一旦我们将事物视为结构化数组，则数组中的每个元素都是原始数组中的一行。（基本上，这是一个元组列表类似的数据结构。）

 In [71]: struct Out[71]: array([[(1, 1, 1, 0, 0, 0)], [(0, 1, 1, 1, 0, 0)], [(0, 1, 1, 1, 0, 0)], [(1, 1, 1, 0, 0, 0)], [(1, 1, 1, 1, 1, 0)]], dtype=[('f0', '<i8'), ('f1', '<i8'), ('f2', '<i8'), ('f3', '<i8'), ('f4', '<i8'), ('f5', '<i8')]) In [72]: struct[0] Out[72]: array([(1, 1, 1, 0, 0, 0)], dtype=[('f0', '<i8'), ('f1', '<i8'), ('f2', '<i8'), ('f3', '<i8'), ('f4', '<i8'), ('f5', '<i8')])
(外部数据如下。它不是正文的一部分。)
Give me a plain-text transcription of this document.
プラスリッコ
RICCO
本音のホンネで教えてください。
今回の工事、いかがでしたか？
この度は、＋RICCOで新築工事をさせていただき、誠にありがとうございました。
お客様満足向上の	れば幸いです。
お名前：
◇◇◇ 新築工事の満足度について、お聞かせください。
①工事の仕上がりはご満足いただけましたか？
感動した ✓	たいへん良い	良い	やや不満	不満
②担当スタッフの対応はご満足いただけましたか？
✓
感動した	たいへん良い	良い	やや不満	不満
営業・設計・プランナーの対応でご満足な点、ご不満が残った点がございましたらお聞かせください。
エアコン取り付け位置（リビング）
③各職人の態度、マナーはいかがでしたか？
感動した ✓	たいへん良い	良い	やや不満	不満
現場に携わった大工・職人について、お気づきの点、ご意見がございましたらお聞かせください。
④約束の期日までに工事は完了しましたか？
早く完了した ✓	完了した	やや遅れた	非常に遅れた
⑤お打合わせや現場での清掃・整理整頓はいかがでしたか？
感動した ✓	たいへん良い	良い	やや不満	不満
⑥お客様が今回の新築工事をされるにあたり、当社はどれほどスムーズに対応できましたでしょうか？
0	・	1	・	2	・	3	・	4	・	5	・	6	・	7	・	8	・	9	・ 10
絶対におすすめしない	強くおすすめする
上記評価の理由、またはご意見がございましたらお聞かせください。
一旦我们运行numpy.unique ，我们会得到一个结构化的数组：

 In [73]: np.unique(struct) Out[73]: array([(0, 1, 1, 1, 0, 0), (1, 1, 1, 0, 0, 0), (1, 1, 1, 1, 1, 0)], dtype=[('f0', '<i8'), ('f1', '<i8'), ('f2', '<i8'), ('f3', '<i8'), ('f4', '<i8'), ('f5', '<i8')])

然后，我们需要查看一个“正常”数组（ _存储在ipython中的最后一次计算的结果，这就是为什么你看到_.view... ）：

 In [74]: _.view(data.dtype) Out[74]: array([0, 1, 1, 1, 0, 0, 1, 1, 1, 0, 0, 0, 1, 1, 1, 1, 1, 0])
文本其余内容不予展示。